Point sur les privatisations
Depuis la mise en œuvre du processus de privatisation au Cameroun, les autorités publiques ont décidé de privatiser 30 entreprises sur les 171 qui existaient, tel que l’avait indiqué le professeur Tsafack Nanfosso, dans un ouvrage en 2004. Mais seulement 24 d’entre elles ont été effectivement cédées à cette date. Concernant les entreprises à privatiser, si l’on se base sur les trois listes préalablement établies par l’Etat du Cameroun, l’on dénombre un total de 35 entreprises inscrites. En complétant la SCM, la BICIC, la SOCAR et la SONEL qui ont fait l’objet de listes à part, l’on comptabilise finalement 39 entreprises. Les 24 entreprises privatisées mentionnées, toutes proportions gardées, mettent donc en évidence un taux de réalisation des privatisations de 61,54%. Ce qui reste bel et bien dans le sillage du constat fait par l’économiste Tsafack-Nanfosso, indiquant un taux de réalisation de 60%, à une époque où certaines privatisations comme celle de la SNEC n’étaient pas encore effectives.
Le constat que nous pouvons d’ores et déjà faire c’est que les entreprises qui avaient été désignées comme devant faire l’objet d’une privatisation, ne le sont pas encore toutes. A ce jour, est encore attendue la privatisation des sociétés comme la Société Camerounaise des dépôts Pétroliers (SCDP), la Cameroon Télécommunication (CAMTEL), mais aussi celle de la Cameroon Airlines Corporation (CAMAIR-CO), compagnie d’aviation de transport créée le 11 Septembre 2006 par le président de la République.
Typologie de privatisations
Il ressort de nombreuses études que la cession d’actions est la technique de privatisation la plus utilisée au Cameroun avec un taux de 41%. C’est une procédure souple et rapide très utilisée dans les pays en développement et les pays de l’Europe de l’Est. Elle est utilisée dans deux cas : pour constituer un actionnariat stable ou pour pallier l’absence ou l’insuffisance de marchés financier locaux.

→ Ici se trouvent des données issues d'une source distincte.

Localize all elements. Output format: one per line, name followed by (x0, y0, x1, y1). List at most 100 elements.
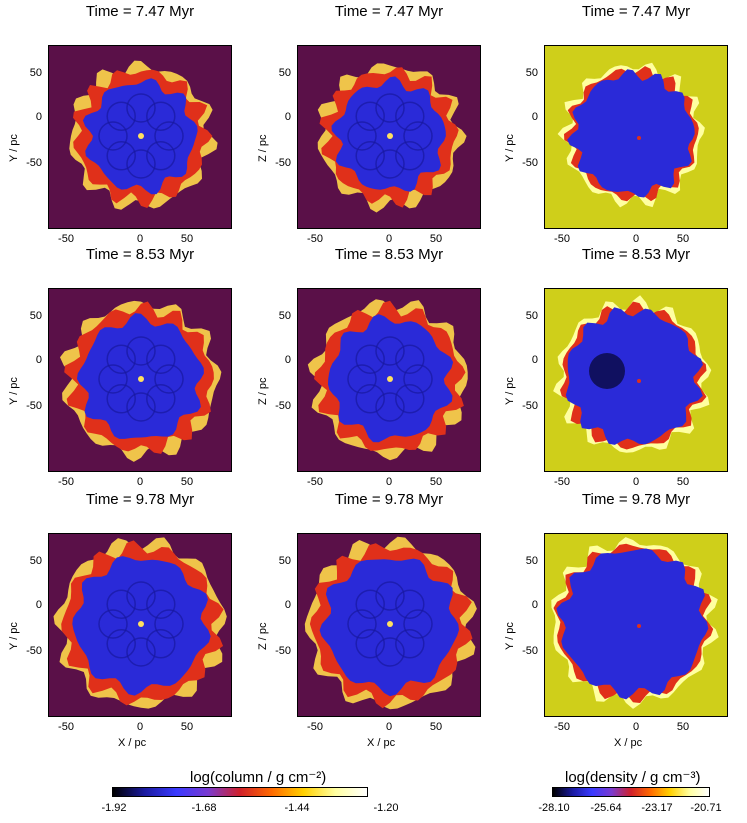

Suivie par la cession d’actifs, avec un taux de 27%. Tout comme la cession d’actions, elle est la formule rapide et souple la mieux adaptées aux privatisations difficiles. Elle est souvent retenu pour les entreprises de grandes tailles qui ont très peu de chance de trouver un acquéreur disposé à les acheter en l’état et avant fragmentation.

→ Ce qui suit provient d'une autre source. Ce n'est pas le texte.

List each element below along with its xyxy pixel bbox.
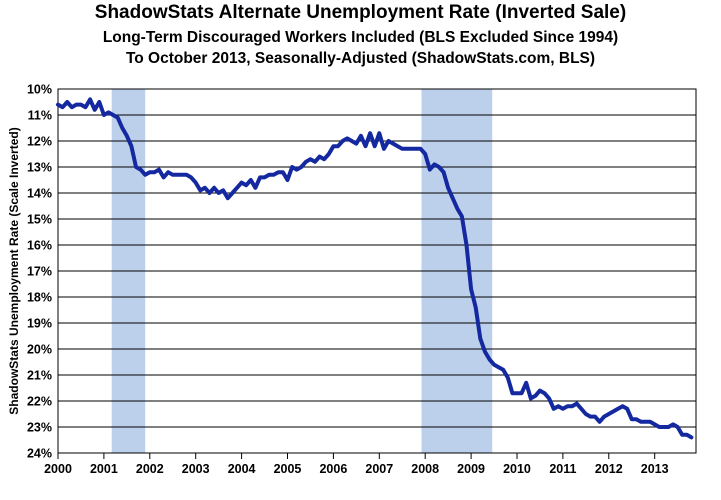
y-tick-label: 11%: [28, 109, 52, 123]
y-tick-label: 10%: [27, 83, 52, 97]
grid-lines: [58, 114, 696, 428]
y-tick-label: 13%: [27, 161, 52, 175]
x-tick-label: 2007: [365, 462, 393, 476]
x-tick-label: 2011: [549, 462, 576, 476]
y-tick-label: 24%: [27, 447, 52, 461]
chart-subtitle-2: To October 2013, Seasonally-Adjusted (Sh…: [125, 50, 596, 67]
y-tick-label: 22%: [27, 395, 52, 409]
y-tick-label: 16%: [27, 239, 52, 253]
y-tick-label: 15%: [27, 213, 52, 227]
x-tick-label: 2010: [503, 462, 531, 476]
y-tick-label: 19%: [27, 317, 52, 331]
x-tick-label: 2012: [595, 462, 623, 476]
x-tick-label: 2009: [457, 462, 485, 476]
x-tick-label: 2004: [228, 462, 256, 476]
y-tick-label: 12%: [27, 135, 52, 149]
chart-subtitle-1: Long-Term Discouraged Workers Included (…: [102, 29, 619, 46]
y-tick-label: 14%: [27, 187, 52, 201]
x-tick-label: 2006: [319, 462, 347, 476]
x-tick-label: 2001: [90, 462, 118, 476]
y-tick-label: 23%: [27, 421, 52, 435]
x-tick-label: 2003: [182, 462, 210, 476]
x-tick-label: 2005: [274, 462, 302, 476]
x-axis-ticks: 2000 2001 2002 2003 2004 2005 2006 2007 2008 2009…: [44, 453, 669, 476]
y-tick-label: 21%: [27, 369, 52, 383]
x-tick-label: 2000: [44, 462, 72, 476]
x-tick-label: 2013: [641, 462, 669, 476]
series-line: [56, 97, 694, 440]
y-tick-label: 20%: [27, 343, 52, 357]
y-tick-label: 17%: [27, 265, 52, 279]
plot-frame: [57, 88, 697, 454]
x-tick-label: 2002: [136, 462, 164, 476]
x-tick-label: 2008: [411, 462, 439, 476]
y-axis-ticks: 10% 11% 12% 13% 14% 15% 16% 17% 18% 19% 20% 21% 22% 2…: [27, 83, 52, 461]
chart-title: ShadowStats Alternate Unemployment Rate …: [94, 2, 627, 23]
y-axis-label: ShadowStats Unemployment Rate (Scale Inv…: [7, 127, 21, 414]
y-tick-label: 18%: [27, 291, 52, 305]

En ce qui concerne le contrat de gestion, d’affermage, et de concession, ils occupent chacun une petite partie dans les opérations de privatisation soit 5% pour tous les trois. Les raisons essentielles qui expliquent le recours limité à ce type de procédures semblent être pour l’Etat le manque de maîtrise de la définition des clauses contractuelles et les difficultés de contrôles de l’application des contrats et, pour l’investisseur privé, la réversibilité de la privatisation.
De manière générale la privatisation devrait exclure de son champ, des entreprises opérant dans les secteurs de souveraineté. Pour permettre à l’Etat de garder la main mise sur le contrôle de sa souveraineté souvent mise en mâle par des multinationales au service de lobbies.